Leino believes his company’s solution is better as it has a broader sensor range, can pack many more of them in a space, and it is simple to manufacture.

“We can run it through a standard fab (chip factory) without any changes today,” Leino said. “It can be produced in any fab with an older CMOS process. We are working with one for mass production.”

Potential applications

A drone could carry Agate Sensors spectral vision sensors. Source: Agate Sensors

One of the big advantages of the tech is that it has a long range. You can put a sensor on a drone and it can use the optics to detect materials in an object from a long distance. In this case, there is no optical filter that removes light from the sensor, so all the light from the object hits the sensor and its photosensitive element. It works in the night and low-light conditions, he said.

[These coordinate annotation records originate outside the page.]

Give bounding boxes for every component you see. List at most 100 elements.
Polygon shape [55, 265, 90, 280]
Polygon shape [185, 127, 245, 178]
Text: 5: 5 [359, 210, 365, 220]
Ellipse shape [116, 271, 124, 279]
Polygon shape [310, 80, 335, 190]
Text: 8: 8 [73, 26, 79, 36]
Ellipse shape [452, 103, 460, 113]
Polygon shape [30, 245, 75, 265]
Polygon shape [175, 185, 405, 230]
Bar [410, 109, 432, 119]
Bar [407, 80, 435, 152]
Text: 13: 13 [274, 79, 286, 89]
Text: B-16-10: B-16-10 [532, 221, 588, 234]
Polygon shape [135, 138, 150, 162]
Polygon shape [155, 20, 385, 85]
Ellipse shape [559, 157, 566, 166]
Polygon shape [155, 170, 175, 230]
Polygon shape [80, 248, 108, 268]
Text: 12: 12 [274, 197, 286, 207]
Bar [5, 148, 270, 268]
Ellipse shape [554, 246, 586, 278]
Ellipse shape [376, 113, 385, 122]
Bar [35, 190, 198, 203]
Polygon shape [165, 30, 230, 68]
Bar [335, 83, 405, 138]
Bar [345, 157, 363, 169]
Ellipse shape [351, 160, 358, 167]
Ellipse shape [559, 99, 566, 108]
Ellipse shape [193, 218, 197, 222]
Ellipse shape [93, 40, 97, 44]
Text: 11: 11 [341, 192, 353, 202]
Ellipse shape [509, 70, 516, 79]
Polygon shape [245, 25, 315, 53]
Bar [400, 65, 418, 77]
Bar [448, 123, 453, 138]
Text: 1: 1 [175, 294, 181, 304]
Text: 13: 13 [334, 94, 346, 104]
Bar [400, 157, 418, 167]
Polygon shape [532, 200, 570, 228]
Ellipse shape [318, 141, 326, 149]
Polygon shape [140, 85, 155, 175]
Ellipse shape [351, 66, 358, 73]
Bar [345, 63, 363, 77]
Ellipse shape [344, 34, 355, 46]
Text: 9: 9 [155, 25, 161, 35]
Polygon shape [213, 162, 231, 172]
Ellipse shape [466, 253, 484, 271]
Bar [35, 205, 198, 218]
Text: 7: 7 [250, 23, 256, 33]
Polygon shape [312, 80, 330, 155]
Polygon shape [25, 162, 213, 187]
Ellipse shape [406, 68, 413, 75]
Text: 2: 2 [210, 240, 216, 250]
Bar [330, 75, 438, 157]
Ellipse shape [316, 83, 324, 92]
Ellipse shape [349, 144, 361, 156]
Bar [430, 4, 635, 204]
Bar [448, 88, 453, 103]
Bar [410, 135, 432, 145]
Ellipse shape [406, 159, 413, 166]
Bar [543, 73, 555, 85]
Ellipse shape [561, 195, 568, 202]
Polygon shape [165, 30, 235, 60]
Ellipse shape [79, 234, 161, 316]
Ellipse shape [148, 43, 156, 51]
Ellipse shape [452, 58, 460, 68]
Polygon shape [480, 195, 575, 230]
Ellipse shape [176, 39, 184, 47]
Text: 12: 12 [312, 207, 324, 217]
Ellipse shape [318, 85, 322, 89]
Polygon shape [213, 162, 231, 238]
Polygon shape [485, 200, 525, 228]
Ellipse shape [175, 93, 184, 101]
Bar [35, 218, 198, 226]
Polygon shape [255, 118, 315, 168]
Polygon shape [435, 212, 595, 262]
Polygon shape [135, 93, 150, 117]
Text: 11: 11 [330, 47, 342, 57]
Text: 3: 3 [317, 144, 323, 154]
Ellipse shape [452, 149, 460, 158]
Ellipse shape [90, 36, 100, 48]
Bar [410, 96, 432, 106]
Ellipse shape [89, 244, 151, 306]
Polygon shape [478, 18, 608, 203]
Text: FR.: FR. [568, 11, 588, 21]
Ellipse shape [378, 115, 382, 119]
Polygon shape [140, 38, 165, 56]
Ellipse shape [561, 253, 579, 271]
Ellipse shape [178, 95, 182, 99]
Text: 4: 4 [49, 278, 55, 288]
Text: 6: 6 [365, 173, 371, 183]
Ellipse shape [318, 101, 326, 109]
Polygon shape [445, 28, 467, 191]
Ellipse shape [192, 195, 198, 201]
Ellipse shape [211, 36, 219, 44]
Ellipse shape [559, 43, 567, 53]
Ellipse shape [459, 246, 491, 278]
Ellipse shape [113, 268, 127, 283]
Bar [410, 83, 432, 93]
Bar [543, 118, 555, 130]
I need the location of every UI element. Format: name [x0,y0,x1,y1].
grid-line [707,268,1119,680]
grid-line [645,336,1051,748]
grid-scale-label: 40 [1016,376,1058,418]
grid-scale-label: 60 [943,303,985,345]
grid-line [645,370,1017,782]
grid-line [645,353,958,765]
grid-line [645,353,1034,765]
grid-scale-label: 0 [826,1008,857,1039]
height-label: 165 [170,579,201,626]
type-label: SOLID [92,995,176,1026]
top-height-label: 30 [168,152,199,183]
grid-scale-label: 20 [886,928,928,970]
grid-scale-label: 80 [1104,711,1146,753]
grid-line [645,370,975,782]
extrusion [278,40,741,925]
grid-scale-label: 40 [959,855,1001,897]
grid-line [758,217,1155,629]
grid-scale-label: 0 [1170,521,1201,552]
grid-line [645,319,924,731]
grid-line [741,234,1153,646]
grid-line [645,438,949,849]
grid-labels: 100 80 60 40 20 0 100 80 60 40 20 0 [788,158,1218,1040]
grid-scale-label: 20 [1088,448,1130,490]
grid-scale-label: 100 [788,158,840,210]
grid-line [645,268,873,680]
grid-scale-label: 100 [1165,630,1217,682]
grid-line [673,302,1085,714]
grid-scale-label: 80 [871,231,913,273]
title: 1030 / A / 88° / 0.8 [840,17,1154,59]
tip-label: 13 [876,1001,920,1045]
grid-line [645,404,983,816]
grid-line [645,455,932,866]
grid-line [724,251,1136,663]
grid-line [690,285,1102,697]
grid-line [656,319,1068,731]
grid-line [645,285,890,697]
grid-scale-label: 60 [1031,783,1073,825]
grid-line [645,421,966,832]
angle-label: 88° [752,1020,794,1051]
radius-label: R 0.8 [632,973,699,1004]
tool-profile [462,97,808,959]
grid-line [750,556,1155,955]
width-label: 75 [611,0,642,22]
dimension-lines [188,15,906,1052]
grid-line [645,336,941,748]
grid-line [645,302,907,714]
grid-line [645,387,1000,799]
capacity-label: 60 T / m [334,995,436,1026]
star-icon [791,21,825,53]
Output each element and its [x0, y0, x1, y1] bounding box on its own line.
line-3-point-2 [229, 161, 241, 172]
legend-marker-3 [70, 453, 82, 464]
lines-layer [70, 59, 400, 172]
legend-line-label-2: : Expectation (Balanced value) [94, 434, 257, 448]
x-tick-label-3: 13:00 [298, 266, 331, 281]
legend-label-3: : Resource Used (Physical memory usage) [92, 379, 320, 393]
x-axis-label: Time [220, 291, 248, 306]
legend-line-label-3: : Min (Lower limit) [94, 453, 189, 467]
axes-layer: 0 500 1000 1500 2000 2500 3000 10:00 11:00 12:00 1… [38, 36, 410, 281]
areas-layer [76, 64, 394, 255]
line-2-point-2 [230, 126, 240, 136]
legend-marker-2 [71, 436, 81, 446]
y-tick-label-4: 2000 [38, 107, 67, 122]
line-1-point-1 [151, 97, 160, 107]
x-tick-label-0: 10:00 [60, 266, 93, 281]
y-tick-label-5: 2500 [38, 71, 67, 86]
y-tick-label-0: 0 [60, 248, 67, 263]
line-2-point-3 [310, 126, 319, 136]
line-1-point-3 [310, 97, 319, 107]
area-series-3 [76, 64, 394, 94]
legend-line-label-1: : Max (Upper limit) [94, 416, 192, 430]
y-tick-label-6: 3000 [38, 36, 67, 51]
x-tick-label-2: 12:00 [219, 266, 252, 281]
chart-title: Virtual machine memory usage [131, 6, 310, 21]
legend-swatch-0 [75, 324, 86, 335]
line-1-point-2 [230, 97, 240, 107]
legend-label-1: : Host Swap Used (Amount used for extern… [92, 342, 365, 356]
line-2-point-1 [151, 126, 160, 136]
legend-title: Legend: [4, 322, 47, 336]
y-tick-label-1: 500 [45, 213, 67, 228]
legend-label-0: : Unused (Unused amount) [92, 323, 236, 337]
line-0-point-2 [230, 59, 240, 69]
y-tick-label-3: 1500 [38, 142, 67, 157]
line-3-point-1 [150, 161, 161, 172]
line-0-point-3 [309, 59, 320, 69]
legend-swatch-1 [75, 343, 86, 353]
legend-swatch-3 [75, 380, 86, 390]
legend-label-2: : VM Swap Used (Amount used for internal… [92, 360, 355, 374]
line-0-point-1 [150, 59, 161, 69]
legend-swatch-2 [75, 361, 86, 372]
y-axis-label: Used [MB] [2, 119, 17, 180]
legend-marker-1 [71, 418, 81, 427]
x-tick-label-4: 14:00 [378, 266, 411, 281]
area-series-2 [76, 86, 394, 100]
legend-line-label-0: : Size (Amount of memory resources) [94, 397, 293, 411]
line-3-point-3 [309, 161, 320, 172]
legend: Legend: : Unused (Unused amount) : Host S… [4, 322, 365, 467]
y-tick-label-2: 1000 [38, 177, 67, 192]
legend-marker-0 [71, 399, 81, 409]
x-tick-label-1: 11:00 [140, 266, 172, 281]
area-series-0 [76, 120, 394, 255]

“You can easily control the light, so you can have full control of the light source and full control on the measurement device,” Leino said. “In an outside environment, you need to take into account all kinds of light reflections, sunlight conditions and so forth. It makes it a bit more complicated, and we control both the incoming light and the measurement.

The company is just starting to work with potential customers to figure out applications. The company will do proof of concepts and evaluation kits and move into its next phase of development.

One of the defense markets is putting sensors on drones so they can better discern targets. With a drone, you could scan a battlefield with the tech and see if there are any decoy vehicles made out of plastic. You could detect an explosive device that someone is trying to sneak through airport security.